Summer Softball Heats Up… June 24, 2015
By Jess Thomas
For four middle school level softball players, school doesn’t signal the end of the season. They are part of the team Mizuno Heat that competes in a youth travel softball league as a part of the Amateur Softball Association during the spring and summer.
The sixth and seventh grade squad is comprised of students from several school districts, including Nashoba District’s Kaitlyn Hollister of Stow, Lauren Bechara and Celia Vinacco of Bolton, and Anna Zeh of Lancaster. The four have helped the team to a 6-9 overall record so far. Coach Karl Vinacco of Bolton and assistant coach Heather Malone, a Bolton graduate of Nashoba, lead the team through tournaments in the New England area.
The Heat are an “A” level travel team, which is the top and most competitive level of the three classifications, according to Vinacco, so they are playing the toughest teams that carry very talented players.
In the tournaments, the girls play three games in pool play (small groups of teams playing against each other) before being seeded to play single elimination games until a winner emerges.
“Our best team accomplishment was finishing as the number one team after pool play, which is a difficult feat, but then we lost a heartbreaker the next morning,” Vinacco said.
Vinacco said the team has lost two one-run contests, but the effort is certainly there as many of the teams that the Heat are playing are travel state champions who have been together for three or four summers.
“In terms of challenges, this team is comprised of seven girls who have never played travel before this year,” Vinacco said. “Similar to high school level, one or two mistakes or good plays can be the difference between winning and losing.”

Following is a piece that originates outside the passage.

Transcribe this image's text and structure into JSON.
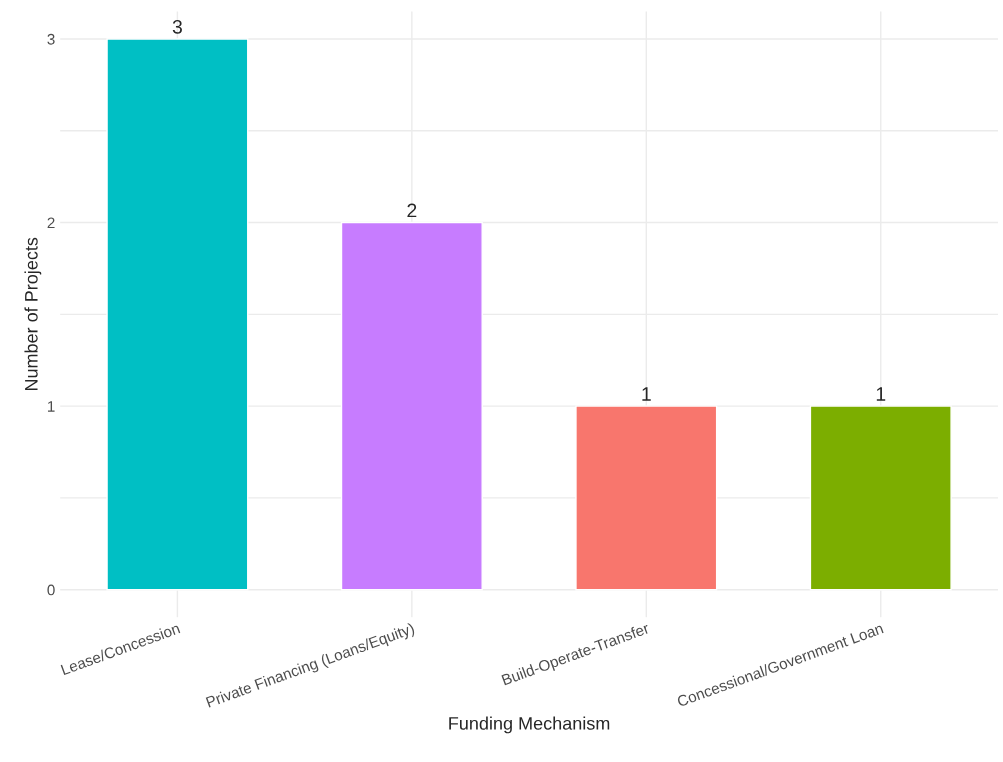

Some highlights from the team are Celia Vinacco pitching a 13-0 no hitter and also hitting .400 at the dish, Bechara hitting around .300 and playing double duty at first base and outfield, as well as Hollister playing three positions and batting .350.
“The team has turned several real double plays, which at this level is advanced,” Vinacco said.

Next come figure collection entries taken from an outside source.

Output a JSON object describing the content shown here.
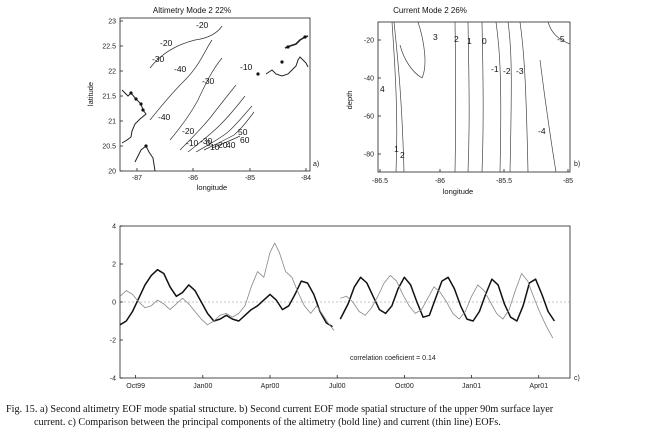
{
  "panel_a": {
    "title": "Altimetry Mode 2  22%",
    "xlabel": "longitude",
    "ylabel": "latitude",
    "tag": "a)",
    "xticks": [
      "-87",
      "-86",
      "-85",
      "-84"
    ],
    "yticks": [
      "23",
      "22.5",
      "22",
      "21.5",
      "21",
      "20.5",
      "20"
    ],
    "contour_labels": [
      "-20",
      "-30",
      "-40",
      "-20",
      "-30",
      "-10",
      "-40",
      "-20",
      "-10",
      "-30",
      "0",
      "50",
      "60",
      "10",
      "20",
      "40"
    ]
  },
  "panel_b": {
    "title": "Current  Mode 2  26%",
    "xlabel": "longitude",
    "ylabel": "depth",
    "tag": "b)",
    "xticks": [
      "-86.5",
      "-86",
      "-85.5",
      "-85"
    ],
    "yticks": [
      "-20",
      "-40",
      "-60",
      "-80"
    ],
    "contour_labels": [
      "3",
      "2",
      "1",
      "0",
      "-1",
      "-2",
      "-3",
      "-4",
      "-5",
      "1",
      "2",
      "4"
    ]
  },
  "chart_data": {
    "type": "line",
    "tag": "c)",
    "annotation": "correlation coeficient = 0.14",
    "xticks": [
      "Oct99",
      "Jan00",
      "Apr00",
      "Jul00",
      "Oct00",
      "Jan01",
      "Apr01"
    ],
    "ylim": [
      -4,
      4
    ],
    "yticks": [
      "4",
      "2",
      "0",
      "-2",
      "-4"
    ],
    "series": [
      {
        "style": "bold",
        "segments": [
          [
            [
              0,
              -1.2
            ],
            [
              0.2,
              -1.0
            ],
            [
              0.4,
              -0.5
            ],
            [
              0.6,
              0.2
            ],
            [
              0.8,
              0.9
            ],
            [
              1.0,
              1.4
            ],
            [
              1.2,
              1.7
            ],
            [
              1.4,
              1.5
            ],
            [
              1.6,
              0.8
            ],
            [
              1.8,
              0.3
            ],
            [
              2.0,
              0.5
            ],
            [
              2.2,
              0.9
            ],
            [
              2.4,
              0.6
            ],
            [
              2.6,
              0.0
            ],
            [
              2.8,
              -0.6
            ],
            [
              3.0,
              -1.0
            ],
            [
              3.2,
              -0.9
            ],
            [
              3.4,
              -0.7
            ],
            [
              3.6,
              -0.9
            ],
            [
              3.8,
              -1.0
            ],
            [
              4.0,
              -0.7
            ],
            [
              4.2,
              -0.4
            ],
            [
              4.4,
              -0.2
            ],
            [
              4.6,
              0.1
            ],
            [
              4.8,
              0.4
            ],
            [
              5.0,
              0.1
            ],
            [
              5.2,
              -0.4
            ],
            [
              5.4,
              -0.2
            ],
            [
              5.6,
              0.4
            ],
            [
              5.8,
              1.1
            ],
            [
              6.0,
              1.0
            ],
            [
              6.2,
              0.4
            ],
            [
              6.4,
              -0.5
            ],
            [
              6.6,
              -1.1
            ],
            [
              6.8,
              -1.3
            ]
          ],
          [
            [
              7.05,
              -0.9
            ],
            [
              7.3,
              -0.1
            ],
            [
              7.5,
              0.8
            ],
            [
              7.7,
              1.3
            ],
            [
              7.9,
              1.0
            ],
            [
              8.1,
              0.3
            ],
            [
              8.3,
              -0.4
            ],
            [
              8.5,
              -0.6
            ],
            [
              8.7,
              -0.2
            ],
            [
              8.9,
              0.7
            ],
            [
              9.1,
              1.3
            ],
            [
              9.3,
              0.9
            ],
            [
              9.5,
              0.0
            ],
            [
              9.7,
              -0.8
            ],
            [
              9.9,
              -0.7
            ],
            [
              10.1,
              0.2
            ],
            [
              10.3,
              1.1
            ],
            [
              10.5,
              1.3
            ],
            [
              10.7,
              0.7
            ],
            [
              10.9,
              -0.2
            ],
            [
              11.1,
              -0.9
            ],
            [
              11.3,
              -1.0
            ],
            [
              11.5,
              -0.5
            ],
            [
              11.7,
              0.4
            ],
            [
              11.9,
              1.2
            ],
            [
              12.1,
              0.9
            ],
            [
              12.3,
              -0.1
            ],
            [
              12.5,
              -0.8
            ],
            [
              12.7,
              -1.0
            ],
            [
              12.9,
              -0.2
            ],
            [
              13.1,
              1.0
            ],
            [
              13.3,
              1.2
            ],
            [
              13.5,
              0.4
            ],
            [
              13.7,
              -0.5
            ],
            [
              13.9,
              -1.0
            ]
          ]
        ]
      },
      {
        "style": "thin",
        "segments": [
          [
            [
              0,
              0.3
            ],
            [
              0.2,
              0.6
            ],
            [
              0.4,
              0.4
            ],
            [
              0.6,
              0.0
            ],
            [
              0.8,
              -0.3
            ],
            [
              1.0,
              -0.2
            ],
            [
              1.2,
              0.1
            ],
            [
              1.4,
              -0.1
            ],
            [
              1.6,
              -0.4
            ],
            [
              1.8,
              -0.1
            ],
            [
              2.0,
              0.2
            ],
            [
              2.2,
              -0.1
            ],
            [
              2.4,
              -0.5
            ],
            [
              2.6,
              -0.9
            ],
            [
              2.8,
              -1.2
            ],
            [
              3.0,
              -1.0
            ],
            [
              3.2,
              -0.7
            ],
            [
              3.4,
              -0.6
            ],
            [
              3.6,
              -0.8
            ],
            [
              3.8,
              -0.6
            ],
            [
              4.0,
              -0.2
            ],
            [
              4.2,
              0.8
            ],
            [
              4.4,
              1.6
            ],
            [
              4.6,
              1.3
            ],
            [
              4.8,
              2.6
            ],
            [
              4.95,
              3.1
            ],
            [
              5.1,
              2.6
            ],
            [
              5.3,
              1.6
            ],
            [
              5.5,
              1.3
            ],
            [
              5.7,
              0.5
            ],
            [
              5.9,
              -0.2
            ],
            [
              6.1,
              -0.6
            ],
            [
              6.3,
              -0.2
            ],
            [
              6.5,
              -0.7
            ],
            [
              6.7,
              -1.2
            ],
            [
              6.85,
              -1.5
            ]
          ],
          [
            [
              7.05,
              0.2
            ],
            [
              7.25,
              0.3
            ],
            [
              7.45,
              0.0
            ],
            [
              7.65,
              -0.5
            ],
            [
              7.85,
              -0.7
            ],
            [
              8.05,
              -0.3
            ],
            [
              8.25,
              0.3
            ],
            [
              8.45,
              1.0
            ],
            [
              8.65,
              1.4
            ],
            [
              8.85,
              1.1
            ],
            [
              9.05,
              0.4
            ],
            [
              9.25,
              -0.2
            ],
            [
              9.45,
              -0.6
            ],
            [
              9.65,
              -0.4
            ],
            [
              9.85,
              0.2
            ],
            [
              10.05,
              0.8
            ],
            [
              10.25,
              0.5
            ],
            [
              10.45,
              0.0
            ],
            [
              10.65,
              -0.6
            ],
            [
              10.85,
              -0.9
            ],
            [
              11.05,
              -0.5
            ],
            [
              11.25,
              0.3
            ],
            [
              11.45,
              0.9
            ],
            [
              11.65,
              0.6
            ],
            [
              11.85,
              0.0
            ],
            [
              12.05,
              -0.6
            ],
            [
              12.25,
              -0.9
            ],
            [
              12.45,
              -0.4
            ],
            [
              12.65,
              0.6
            ],
            [
              12.85,
              1.5
            ],
            [
              13.05,
              1.1
            ],
            [
              13.25,
              0.2
            ],
            [
              13.45,
              -0.6
            ],
            [
              13.65,
              -1.3
            ],
            [
              13.85,
              -1.9
            ]
          ]
        ]
      }
    ]
  },
  "caption": {
    "line1": "Fig. 15. a) Second altimetry EOF mode spatial structure. b) Second current EOF mode spatial structure of the upper 90m surface layer",
    "line2": "current. c) Comparison between the principal components of the altimetry (bold line) and current (thin line) EOFs."
  }
}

Malone, currently a university student, has been a major factor helping the girls improve both on and off the field in her first season as a coach.
Malone describes herself as a coach, friend, ally, mentor and confidant to her girls.
“I try to be there for the girls and support them in any way I can,” Malone said. “It could be anything, such as catching for girls during pitching lessons when a parent cannot make it, organizing and creating team bonding activities throughout the year, or even just being a sounding board for them.”
Malone played softball tournaments when she was younger and was a player for Nashoba during high school, so she knows how to connect with the sixth and seventh graders.
In fact, she is even teaching the girls to not make the mistakes that she made when she played.
“Serious injuries to my right arm ended my softball career and I am teaching the girls how to take care of their bodies to avoid injury and overuse,” Malone said. “I don’t want what happened to me to happen to them.”
Vinacco is very impressed with the job that Malone has done balancing the girls’ individual needs and the team needs.
“Many teams we face will play girls in only one position all season for the sake of a win or two, but Heather (Malone) realizes that each of these players will be stars and starters for their respective high school when they reach that age and to pigeon-hole them now does no good,” Vinacco said. “This has allowed the girls to learn multiple skills, which gives them an excellent chance at making their high school varsity team at a young age.”
He said that any high school level coach in the state would find great joy in coaching his group of hard-working girls as they have learned and executed complicated offensive and defensive schemes.
“On top of that, the parents have been helpful and supportive and it really feels like a family outing at each tournament,” Vinacco stated.
The team plays for another month and Vinacco looks for the girls to trust their skills and keep focus for entire games, which he realizes isn’t always an easy task for this age group.
Malone has an especially strong bond with her future Chieftain players.
“These girls represent the three Nashoba towns and I cannot wait for the day when these players trade their red and blue Heat uniforms for Nashoba’s green and gold,” Malone said.
She added, “Another thing I love is that in a few years when all the towns meet up on the first day of school, these girls will already have an established friendship.”